Spotify possesses a "Popularity Index" - a score ranging from 0-100 for each song within its catalog. The index influences how songs are pushed into playlists/recommended to users. Any song with an index of 20+ is eligible for playlists and recommendations. The index is based on a variety of factors, determined using Spotify's rather detailed algorithm. The higher a song's popularity score, the more people are listening to said song.
Using this metric, I decided to assess what my music taste looks like on a daily basis by collecting the average score of all songs in my library on a daily basis. I chose the average as they can be influenced by outliers, and as not every song will have a high popularity, I wanted to capture the days where some songs in my library were more popular than others.
- What is my average popularity index?
- What kind of music do I truly like?
- Do popular songs have something that guarantees they will be popular?
- Do songs I truly like have something that guarantees I will like them?
- What do my favourite songs look like?
Using the spotipy python module, I created a script that fetches all the songs in my library, calculates the average, stores said average for the day, and updates GitHub with:
- All songs in my library on a given day
def get_user_tracks(user):
try:
results = user.current_user_saved_tracks(limit=50)
tracks = results['items']
while results['next']:
results = user.next(results)
tracks.extend(results['items'])
time.sleep(1)
my_songs_df = pd.DataFrame(tracks)
song_titles = [value.get('name') for value in my_songs_df['track'].values]
song_release = [track['album']['release_date'] for track in my_songs_df['track']]
song_popularity = [value.get('popularity') for value in my_songs_df['track'].values]
song_ids = [value.get('id') for value in my_songs_df['track'].values]
song_duration = [round(value.get('duration_ms')/60000, 2) for value in my_songs_df['track'].values]
extracts = pd.DataFrame({'song_name': song_titles, 'song_id':song_ids, 'song_popularity': song_popularity, 'song_release': song_release, 'song_duration': song_duration})
return extracts
except (spotipy.exceptions.SpotifyBaseException, KeyboardInterrupt) as e:
print(f"Process was interrupted due to the following error: {e}")
- My most listened songs over a "long term", which spotify considers 1 year.
def get_user_top_tracks(user):
try:
results = user.current_user_top_tracks(limit=50, time_range="long_term")
tracks = results['items']
while results['next']:
results = user.next(results)
tracks.extend(results['items'])
time.sleep(1)
top_tracks = pd.DataFrame(tracks)[['id', 'name', 'popularity']]
return top_tracks
except (spotipy.exceptions.SpotifyBaseException, KeyboardInterrupt) as e:
print(f"Process was interrupted due to the following error: {e}")
- Average popularity score for 2 categories: All songs in library & Top 100 most listened songs
most_listened_pop_score = round(np.average(top_tracks['popularity'][0:100]),2)
med_song_duration = round(np.average(my_songs['song_duration'][0:100]),2)
Based on the songs I listen to the most, my popularity index is displayed below:
The higher a popularity score, the more common the music you listen to is.

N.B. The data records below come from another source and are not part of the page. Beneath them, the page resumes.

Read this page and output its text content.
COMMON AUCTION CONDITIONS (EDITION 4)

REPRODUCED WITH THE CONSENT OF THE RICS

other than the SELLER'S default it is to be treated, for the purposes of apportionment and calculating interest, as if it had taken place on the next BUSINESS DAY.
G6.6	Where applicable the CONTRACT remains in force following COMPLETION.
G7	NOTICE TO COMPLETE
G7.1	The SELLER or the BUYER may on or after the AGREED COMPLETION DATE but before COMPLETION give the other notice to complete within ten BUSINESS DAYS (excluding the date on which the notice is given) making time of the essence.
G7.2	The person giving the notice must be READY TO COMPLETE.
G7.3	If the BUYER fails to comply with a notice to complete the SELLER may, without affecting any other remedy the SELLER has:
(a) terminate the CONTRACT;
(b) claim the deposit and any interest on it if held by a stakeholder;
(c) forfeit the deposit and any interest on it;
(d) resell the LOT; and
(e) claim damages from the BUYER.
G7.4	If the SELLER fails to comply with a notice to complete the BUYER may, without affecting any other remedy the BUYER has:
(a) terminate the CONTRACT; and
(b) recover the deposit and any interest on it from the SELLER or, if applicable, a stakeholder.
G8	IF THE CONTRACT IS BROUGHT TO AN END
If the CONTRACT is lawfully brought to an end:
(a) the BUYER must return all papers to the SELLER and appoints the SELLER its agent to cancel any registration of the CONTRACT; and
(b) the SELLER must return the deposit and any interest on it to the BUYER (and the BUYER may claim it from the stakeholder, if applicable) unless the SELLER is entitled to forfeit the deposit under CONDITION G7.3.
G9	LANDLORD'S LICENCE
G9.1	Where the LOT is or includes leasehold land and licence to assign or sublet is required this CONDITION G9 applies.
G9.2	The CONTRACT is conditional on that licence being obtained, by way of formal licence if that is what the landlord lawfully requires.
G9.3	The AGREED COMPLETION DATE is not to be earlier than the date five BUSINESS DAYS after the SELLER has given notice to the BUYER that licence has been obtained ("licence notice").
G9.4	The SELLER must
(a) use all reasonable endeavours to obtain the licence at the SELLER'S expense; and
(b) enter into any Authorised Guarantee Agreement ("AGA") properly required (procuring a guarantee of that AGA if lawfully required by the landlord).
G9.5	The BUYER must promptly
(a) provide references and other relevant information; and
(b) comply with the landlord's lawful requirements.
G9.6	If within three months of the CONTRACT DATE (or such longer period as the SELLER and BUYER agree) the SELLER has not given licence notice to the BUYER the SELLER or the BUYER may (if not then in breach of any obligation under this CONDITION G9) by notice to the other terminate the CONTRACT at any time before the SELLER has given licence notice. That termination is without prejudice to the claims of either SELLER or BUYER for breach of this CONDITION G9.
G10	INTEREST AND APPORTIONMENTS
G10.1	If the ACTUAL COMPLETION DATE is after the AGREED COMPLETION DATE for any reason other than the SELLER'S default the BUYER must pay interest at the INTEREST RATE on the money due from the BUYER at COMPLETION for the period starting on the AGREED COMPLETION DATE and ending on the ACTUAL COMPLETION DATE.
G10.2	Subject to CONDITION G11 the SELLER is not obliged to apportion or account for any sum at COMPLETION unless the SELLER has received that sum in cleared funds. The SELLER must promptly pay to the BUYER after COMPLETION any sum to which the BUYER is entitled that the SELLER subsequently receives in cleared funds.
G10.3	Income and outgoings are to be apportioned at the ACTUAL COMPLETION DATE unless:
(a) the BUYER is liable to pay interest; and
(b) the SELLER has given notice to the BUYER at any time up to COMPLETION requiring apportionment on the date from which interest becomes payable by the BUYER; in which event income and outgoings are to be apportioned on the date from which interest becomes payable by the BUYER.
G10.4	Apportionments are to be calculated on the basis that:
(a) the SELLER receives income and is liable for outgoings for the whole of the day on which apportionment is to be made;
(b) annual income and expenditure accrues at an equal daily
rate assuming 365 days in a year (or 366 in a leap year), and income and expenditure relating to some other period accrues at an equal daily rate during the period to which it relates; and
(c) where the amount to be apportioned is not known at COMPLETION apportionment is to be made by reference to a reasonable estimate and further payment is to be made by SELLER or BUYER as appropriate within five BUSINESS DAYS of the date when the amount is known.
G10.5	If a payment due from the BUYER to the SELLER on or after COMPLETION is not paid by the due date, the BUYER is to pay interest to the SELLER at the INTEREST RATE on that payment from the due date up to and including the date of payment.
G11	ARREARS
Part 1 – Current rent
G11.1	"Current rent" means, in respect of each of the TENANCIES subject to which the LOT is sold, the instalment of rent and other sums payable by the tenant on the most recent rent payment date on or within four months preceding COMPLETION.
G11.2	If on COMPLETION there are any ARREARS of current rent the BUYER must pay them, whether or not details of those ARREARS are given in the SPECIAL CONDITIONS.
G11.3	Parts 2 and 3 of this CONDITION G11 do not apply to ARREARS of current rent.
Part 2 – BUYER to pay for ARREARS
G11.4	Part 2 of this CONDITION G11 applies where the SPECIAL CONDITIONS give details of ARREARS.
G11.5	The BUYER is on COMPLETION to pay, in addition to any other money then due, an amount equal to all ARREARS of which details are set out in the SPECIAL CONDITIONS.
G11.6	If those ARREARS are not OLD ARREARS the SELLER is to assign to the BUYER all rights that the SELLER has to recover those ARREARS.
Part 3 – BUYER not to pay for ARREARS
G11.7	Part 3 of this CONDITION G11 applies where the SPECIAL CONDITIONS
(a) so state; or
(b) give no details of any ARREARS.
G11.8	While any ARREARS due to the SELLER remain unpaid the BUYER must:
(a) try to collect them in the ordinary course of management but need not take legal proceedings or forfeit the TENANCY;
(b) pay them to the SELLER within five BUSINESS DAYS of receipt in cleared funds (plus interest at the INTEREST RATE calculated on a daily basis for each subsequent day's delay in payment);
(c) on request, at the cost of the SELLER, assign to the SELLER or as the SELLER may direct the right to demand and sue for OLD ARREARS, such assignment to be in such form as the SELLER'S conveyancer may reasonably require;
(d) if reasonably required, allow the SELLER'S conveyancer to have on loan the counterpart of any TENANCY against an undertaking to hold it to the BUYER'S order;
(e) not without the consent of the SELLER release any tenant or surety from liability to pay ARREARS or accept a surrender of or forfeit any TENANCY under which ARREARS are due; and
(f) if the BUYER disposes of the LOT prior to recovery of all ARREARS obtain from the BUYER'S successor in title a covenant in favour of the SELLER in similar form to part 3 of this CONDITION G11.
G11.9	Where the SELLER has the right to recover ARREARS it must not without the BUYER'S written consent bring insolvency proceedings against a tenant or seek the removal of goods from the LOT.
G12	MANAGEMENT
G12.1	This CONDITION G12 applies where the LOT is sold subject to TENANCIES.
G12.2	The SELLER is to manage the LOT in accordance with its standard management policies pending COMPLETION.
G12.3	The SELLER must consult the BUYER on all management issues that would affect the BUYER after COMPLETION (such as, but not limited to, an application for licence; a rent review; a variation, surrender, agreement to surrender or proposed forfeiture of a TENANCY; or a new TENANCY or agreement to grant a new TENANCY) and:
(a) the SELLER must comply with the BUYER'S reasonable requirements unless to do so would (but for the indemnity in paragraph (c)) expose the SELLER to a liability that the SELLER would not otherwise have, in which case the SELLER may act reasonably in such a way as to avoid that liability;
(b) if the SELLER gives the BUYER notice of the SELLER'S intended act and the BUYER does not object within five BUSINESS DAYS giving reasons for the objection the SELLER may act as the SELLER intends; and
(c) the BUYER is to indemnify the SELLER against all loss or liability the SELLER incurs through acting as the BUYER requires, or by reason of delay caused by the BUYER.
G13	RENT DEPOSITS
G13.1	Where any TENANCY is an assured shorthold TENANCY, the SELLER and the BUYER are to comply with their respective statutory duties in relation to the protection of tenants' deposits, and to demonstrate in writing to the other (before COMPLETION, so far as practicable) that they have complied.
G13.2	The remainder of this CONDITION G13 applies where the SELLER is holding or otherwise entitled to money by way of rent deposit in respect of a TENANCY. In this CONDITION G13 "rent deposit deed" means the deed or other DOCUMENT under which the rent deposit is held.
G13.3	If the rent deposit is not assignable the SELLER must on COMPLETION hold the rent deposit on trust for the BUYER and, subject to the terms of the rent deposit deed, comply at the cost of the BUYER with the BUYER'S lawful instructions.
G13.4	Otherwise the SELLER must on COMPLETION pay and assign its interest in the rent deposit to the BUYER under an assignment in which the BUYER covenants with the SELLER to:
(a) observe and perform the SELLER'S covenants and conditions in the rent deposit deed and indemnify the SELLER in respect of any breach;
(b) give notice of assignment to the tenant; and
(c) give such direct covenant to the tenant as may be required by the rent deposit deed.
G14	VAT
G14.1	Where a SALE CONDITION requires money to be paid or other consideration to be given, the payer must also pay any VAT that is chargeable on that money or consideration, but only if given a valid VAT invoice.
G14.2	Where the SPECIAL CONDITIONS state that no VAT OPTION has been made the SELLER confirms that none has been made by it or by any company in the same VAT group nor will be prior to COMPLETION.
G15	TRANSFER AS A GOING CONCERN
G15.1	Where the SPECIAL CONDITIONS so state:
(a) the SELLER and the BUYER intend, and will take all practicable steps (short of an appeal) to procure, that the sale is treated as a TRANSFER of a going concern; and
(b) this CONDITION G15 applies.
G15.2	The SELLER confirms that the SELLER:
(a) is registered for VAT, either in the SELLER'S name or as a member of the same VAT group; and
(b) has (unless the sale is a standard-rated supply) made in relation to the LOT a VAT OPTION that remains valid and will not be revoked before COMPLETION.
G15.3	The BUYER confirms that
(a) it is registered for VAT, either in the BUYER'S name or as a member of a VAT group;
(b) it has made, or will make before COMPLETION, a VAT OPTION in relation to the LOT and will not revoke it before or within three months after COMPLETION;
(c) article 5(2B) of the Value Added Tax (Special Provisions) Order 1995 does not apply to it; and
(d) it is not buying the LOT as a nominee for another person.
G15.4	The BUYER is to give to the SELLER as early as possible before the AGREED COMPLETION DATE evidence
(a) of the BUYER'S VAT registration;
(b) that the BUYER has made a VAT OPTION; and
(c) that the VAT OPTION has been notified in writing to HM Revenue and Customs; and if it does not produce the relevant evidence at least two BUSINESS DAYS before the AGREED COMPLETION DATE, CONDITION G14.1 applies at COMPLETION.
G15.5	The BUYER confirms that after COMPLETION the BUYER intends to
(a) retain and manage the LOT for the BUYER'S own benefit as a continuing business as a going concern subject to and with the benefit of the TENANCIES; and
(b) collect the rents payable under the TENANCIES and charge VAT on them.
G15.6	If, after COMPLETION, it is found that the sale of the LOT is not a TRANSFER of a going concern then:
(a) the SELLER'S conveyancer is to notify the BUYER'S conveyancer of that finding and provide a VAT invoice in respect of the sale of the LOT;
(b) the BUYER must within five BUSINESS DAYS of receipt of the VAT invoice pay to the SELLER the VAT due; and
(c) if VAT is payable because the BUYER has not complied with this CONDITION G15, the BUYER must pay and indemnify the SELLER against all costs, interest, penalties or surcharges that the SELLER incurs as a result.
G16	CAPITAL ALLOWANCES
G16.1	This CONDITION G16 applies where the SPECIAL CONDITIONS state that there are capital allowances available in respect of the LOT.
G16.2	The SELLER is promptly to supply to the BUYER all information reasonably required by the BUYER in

As my overall score is above 50, I think that means my music taste is fairly common. I think something that falls below 50 should be considered a rare taste in music.
It is important to note that at moment I no longer use spotify as my main streaming service, so the personal tracking will be put to a halt - the tracking concept itself will be continued via my mainstreamer and musical analysis projects.